Evaluation of 2 Nomogram-Based Strategies for Dosing Argatroban in Patients With Known or Suspected Heparin-Induced Thrombocytopenia

Introduction

Argatroban has proven efficacy in reducing thrombotic complications associated with heparin-induced thrombocytopenia (HIT) and is licensed in the United States to treat and prevent HIT-associated thrombosis. ^1,2 Translating the levels of efficacy obtained in clinical trials into equal levels of efficacy in clinical practice (ie, effectiveness) can be difficult to obtain, if at all.
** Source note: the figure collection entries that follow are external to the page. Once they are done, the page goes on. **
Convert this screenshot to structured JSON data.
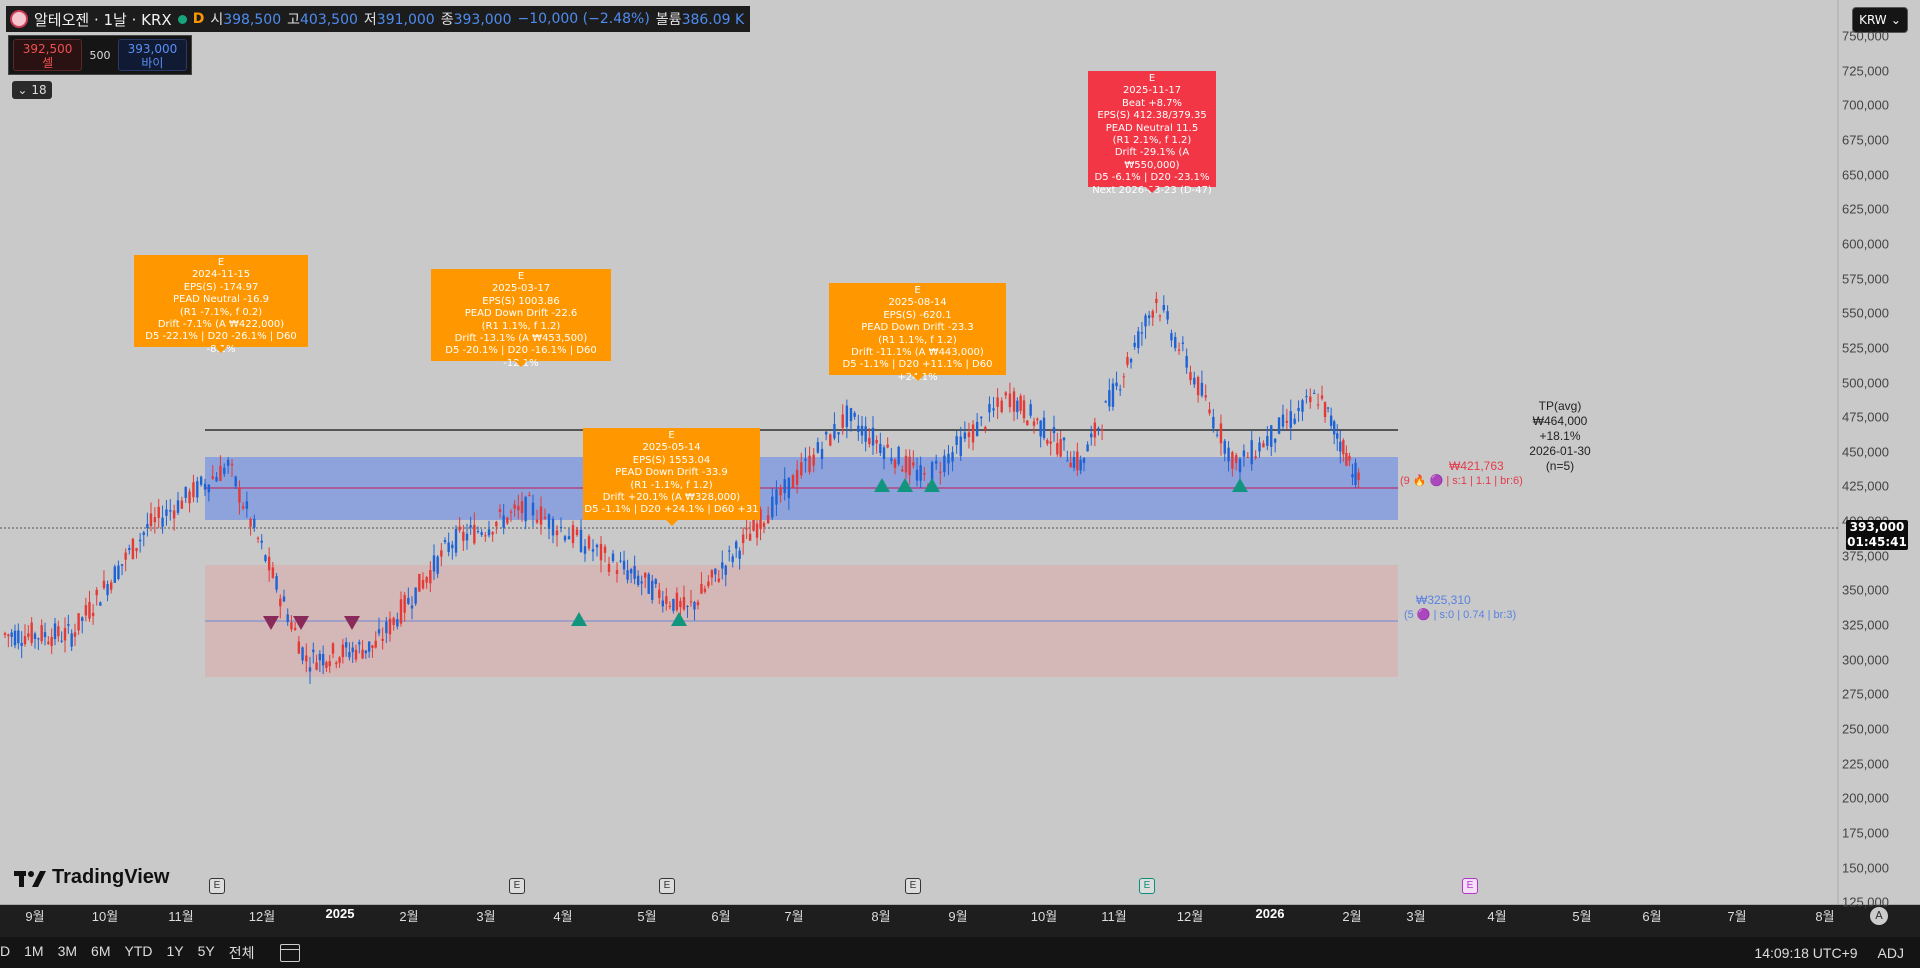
{
  "legend": {
    "symbol": "알테오젠 · 1날 · KRX",
    "interval_badge": "D",
    "open_label": "시",
    "open": "398,500",
    "high_label": "고",
    "high": "403,500",
    "low_label": "저",
    "low": "391,000",
    "close_label": "종",
    "close": "393,000",
    "change": "−10,000 (−2.48%)",
    "volume_label": "볼륨",
    "volume": "386.09 K"
  },
  "trade": {
    "sell_price": "392,500",
    "sell_label": "셀",
    "qty": "500",
    "buy_price": "393,000",
    "buy_label": "바이"
  },
  "indicators_count": "18",
  "currency": "KRW",
  "price_axis": [
    "750,000",
    "725,000",
    "700,000",
    "675,000",
    "650,000",
    "625,000",
    "600,000",
    "575,000",
    "550,000",
    "525,000",
    "500,000",
    "475,000",
    "450,000",
    "425,000",
    "400,000",
    "375,000",
    "350,000",
    "325,000",
    "300,000",
    "275,000",
    "250,000",
    "225,000",
    "200,000",
    "175,000",
    "150,000",
    "125,000"
  ],
  "current_price": {
    "price": "393,000",
    "countdown": "01:45:41"
  },
  "time_axis": [
    {
      "label": "9월",
      "bold": false
    },
    {
      "label": "10월",
      "bold": false
    },
    {
      "label": "11월",
      "bold": false
    },
    {
      "label": "12월",
      "bold": false
    },
    {
      "label": "2025",
      "bold": true
    },
    {
      "label": "2월",
      "bold": false
    },
    {
      "label": "3월",
      "bold": false
    },
    {
      "label": "4월",
      "bold": false
    },
    {
      "label": "5월",
      "bold": false
    },
    {
      "label": "6월",
      "bold": false
    },
    {
      "label": "7월",
      "bold": false
    },
    {
      "label": "8월",
      "bold": false
    },
    {
      "label": "9월",
      "bold": false
    },
    {
      "label": "10월",
      "bold": false
    },
    {
      "label": "11월",
      "bold": false
    },
    {
      "label": "12월",
      "bold": false
    },
    {
      "label": "2026",
      "bold": true
    },
    {
      "label": "2월",
      "bold": false
    },
    {
      "label": "3월",
      "bold": false
    },
    {
      "label": "4월",
      "bold": false
    },
    {
      "label": "5월",
      "bold": false
    },
    {
      "label": "6월",
      "bold": false
    },
    {
      "label": "7월",
      "bold": false
    },
    {
      "label": "8월",
      "bold": false
    }
  ],
  "annotations": [
    {
      "color": "orange",
      "lines": [
        "E",
        "2024-11-15",
        "EPS(S) -174.97",
        "PEAD Neutral -16.9",
        "(R1 -7.1%, f 0.2)",
        "Drift -7.1% (A ₩422,000)",
        "D5 -22.1% | D20 -26.1% | D60 -8.1%"
      ]
    },
    {
      "color": "orange",
      "lines": [
        "E",
        "2025-03-17",
        "EPS(S) 1003.86",
        "PEAD Down Drift -22.6",
        "(R1 1.1%, f 1.2)",
        "Drift -13.1% (A ₩453,500)",
        "D5 -20.1% | D20 -16.1% | D60 -12.1%"
      ]
    },
    {
      "color": "orange",
      "lines": [
        "E",
        "2025-05-14",
        "EPS(S) 1553.04",
        "PEAD Down Drift -33.9",
        "(R1 -1.1%, f 1.2)",
        "Drift +20.1% (A ₩328,000)",
        "D5 -1.1% | D20 +24.1% | D60 +31"
      ]
    },
    {
      "color": "orange",
      "lines": [
        "E",
        "2025-08-14",
        "EPS(S) -620.1",
        "PEAD Down Drift -23.3",
        "(R1 1.1%, f 1.2)",
        "Drift -11.1% (A ₩443,000)",
        "D5 -1.1% | D20 +11.1% | D60 +24.1%"
      ]
    },
    {
      "color": "red",
      "lines": [
        "E",
        "2025-11-17",
        "Beat +8.7%",
        "EPS(S) 412.38/379.35",
        "PEAD Neutral 11.5",
        "(R1 2.1%, f 1.2)",
        "Drift -29.1% (A ₩550,000)",
        "D5 -6.1% | D20 -23.1%",
        "Next 2026-03-23 (D-47)"
      ]
    }
  ],
  "zones": {
    "upper": {
      "price": "₩421,763",
      "info": "(9 🔥 🟣 | s:1 | 1.1 | br:6)"
    },
    "lower": {
      "price": "₩325,310",
      "info": "(5 🟣 | s:0 | 0.74 | br:3)"
    }
  },
  "target": {
    "line1": "TP(avg) ₩464,000",
    "line2": "+18.1%",
    "line3": "2026-01-30",
    "line4": "(n=5)"
  },
  "earnings_markers": [
    {
      "label": "E",
      "style": "normal"
    },
    {
      "label": "E",
      "style": "normal"
    },
    {
      "label": "E",
      "style": "normal"
    },
    {
      "label": "E",
      "style": "normal"
    },
    {
      "label": "E",
      "style": "teal"
    },
    {
      "label": "E",
      "style": "purple"
    }
  ],
  "branding": "TradingView",
  "toolbar": {
    "ranges": [
      "D",
      "1M",
      "3M",
      "6M",
      "YTD",
      "1Y",
      "5Y",
      "전체"
    ],
    "clock": "14:09:18 UTC+9",
    "adj": "ADJ"
  },
  "auto_scale_label": "A",
  "colors": {
    "up": "#e53935",
    "down": "#1e63d6",
    "orange": "#ff9800",
    "red": "#f23645",
    "zone_blue": "#7b96e0",
    "zone_red": "#d9b1b1",
    "teal": "#12957e"
  },
  "chart_data": {
    "type": "candlestick",
    "instrument": "알테오젠",
    "exchange": "KRX",
    "interval": "1날",
    "y_range": [
      125000,
      750000
    ],
    "x_range": [
      "2024-08",
      "2026-08"
    ],
    "last_ohlc": {
      "open": 398500,
      "high": 403500,
      "low": 391000,
      "close": 393000
    },
    "monthly_close_approx": [
      {
        "month": "2024-09",
        "close": 318000
      },
      {
        "month": "2024-10",
        "close": 395000
      },
      {
        "month": "2024-11",
        "close": 440000
      },
      {
        "month": "2024-12",
        "close": 300000
      },
      {
        "month": "2025-01",
        "close": 310000
      },
      {
        "month": "2025-02",
        "close": 385000
      },
      {
        "month": "2025-03",
        "close": 410000
      },
      {
        "month": "2025-04",
        "close": 370000
      },
      {
        "month": "2025-05",
        "close": 335000
      },
      {
        "month": "2025-06",
        "close": 400000
      },
      {
        "month": "2025-07",
        "close": 475000
      },
      {
        "month": "2025-08",
        "close": 430000
      },
      {
        "month": "2025-09",
        "close": 490000
      },
      {
        "month": "2025-10",
        "close": 440000
      },
      {
        "month": "2025-11",
        "close": 560000
      },
      {
        "month": "2025-12",
        "close": 440000
      },
      {
        "month": "2026-01",
        "close": 490000
      },
      {
        "month": "2026-02",
        "close": 393000
      }
    ],
    "levels": [
      {
        "name": "TP(avg)",
        "price": 464000
      },
      {
        "name": "upper_zone_mid",
        "price": 421763,
        "zone": [
          400000,
          445000
        ]
      },
      {
        "name": "lower_zone_mid",
        "price": 325310,
        "zone": [
          285000,
          365000
        ]
      }
    ]
  }
}
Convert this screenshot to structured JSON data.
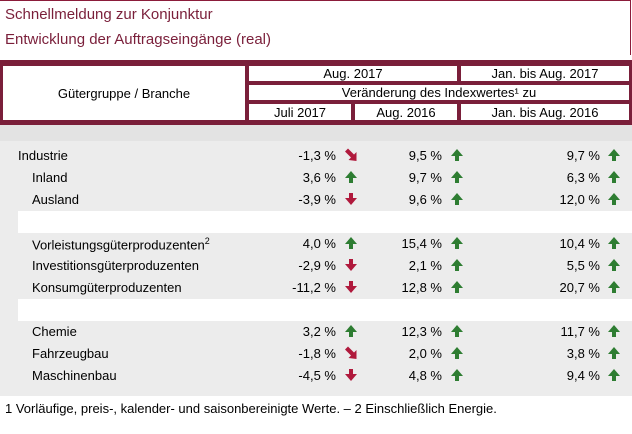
{
  "title": {
    "line1": "Schnellmeldung zur Konjunktur",
    "line2": "Entwicklung der Auftragseingänge (real)"
  },
  "header": {
    "group_label": "Gütergruppe / Branche",
    "period1": "Aug. 2017",
    "period2": "Jan. bis Aug. 2017",
    "change_label": "Veränderung des Indexwertes¹ zu",
    "col1": "Juli 2017",
    "col2": "Aug. 2016",
    "col3": "Jan. bis Aug. 2016"
  },
  "rows": [
    {
      "label": "Industrie",
      "v1": "-1,3 %",
      "d1": "down-right",
      "v2": "9,5 %",
      "d2": "up",
      "v3": "9,7 %",
      "d3": "up"
    },
    {
      "label": "Inland",
      "v1": "3,6 %",
      "d1": "up",
      "v2": "9,7 %",
      "d2": "up",
      "v3": "6,3 %",
      "d3": "up"
    },
    {
      "label": "Ausland",
      "v1": "-3,9 %",
      "d1": "down",
      "v2": "9,6 %",
      "d2": "up",
      "v3": "12,0 %",
      "d3": "up"
    },
    {
      "label": "Vorleistungsgüterproduzenten",
      "sup": "2",
      "v1": "4,0 %",
      "d1": "up",
      "v2": "15,4 %",
      "d2": "up",
      "v3": "10,4 %",
      "d3": "up"
    },
    {
      "label": "Investitionsgüterproduzenten",
      "v1": "-2,9 %",
      "d1": "down",
      "v2": "2,1 %",
      "d2": "up",
      "v3": "5,5 %",
      "d3": "up"
    },
    {
      "label": "Konsumgüterproduzenten",
      "v1": "-11,2 %",
      "d1": "down",
      "v2": "12,8 %",
      "d2": "up",
      "v3": "20,7 %",
      "d3": "up"
    },
    {
      "label": "Chemie",
      "v1": "3,2 %",
      "d1": "up",
      "v2": "12,3 %",
      "d2": "up",
      "v3": "11,7 %",
      "d3": "up"
    },
    {
      "label": "Fahrzeugbau",
      "v1": "-1,8 %",
      "d1": "down-right",
      "v2": "2,0 %",
      "d2": "up",
      "v3": "3,8 %",
      "d3": "up"
    },
    {
      "label": "Maschinenbau",
      "v1": "-4,5 %",
      "d1": "down",
      "v2": "4,8 %",
      "d2": "up",
      "v3": "9,4 %",
      "d3": "up"
    }
  ],
  "footnote": "1 Vorläufige, preis-, kalender- und saisonbereinigte Werte. – 2 Einschließlich Energie.",
  "colors": {
    "accent": "#7a1f3a",
    "up": "#2e7d32",
    "down": "#b0193c",
    "band": "#ececec"
  }
}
A factor that may impact the effectiveness of anticoagulants like argatroban in the acute setting is the time it takes to reach a “therapeutic level of anticoagulation.” ^3,4 In the case of argatroban this is considered to be an activated partial thromboplastin time (aPTT) in the range of 1.5 to 3 times the baseline (predrug) levels.

There are no formal dosing titration strategies for argatroban nor has any published dosing algorithm or nomogram demonstrated improvement in clinical outcomes over empiric strategies. ^{5 –7} However, a recent report from the US Department of Health & Human Services citing the superiority of nomogram-based dosing over routine care in patients receiving intravenous heparin for venous thromboembolism (VTE) led to a Medicare and Medicaid Electronic Health Records incentive program for the use of intravenous heparin nomograms as well as Joint Commission performance measures. ^8,9 Evidence suggests that reaching therapeutic anticoagulation with heparin sooner rather than later may lead to improved outcomes. ¹⁰ There is also evidence that dosing heparin via nomograms can improve the time to reach a therapeutic aPTT when compared to empiric heparin-dosing strategies. ^11,12 Extrapolating from what is known regarding best practices with intravenous heparin dosing for VTE, nomograms have been developed for argatroban in the management of HIT. ^13,14 The purpose of this study was to evaluate the effectiveness of 2 novel nomogram-based dosing strategies for argatroban in reaching a therapeutic aPTT in patients with known or suspected HIT.

Methods

This study was approved by the Partners Human Research Committee prior to any data collection and was conducted between October 2009 and July 2012. Because this study was limited to reviewing medical records, it was deemed to present minimal patient risk, and the requirement for consent was waived.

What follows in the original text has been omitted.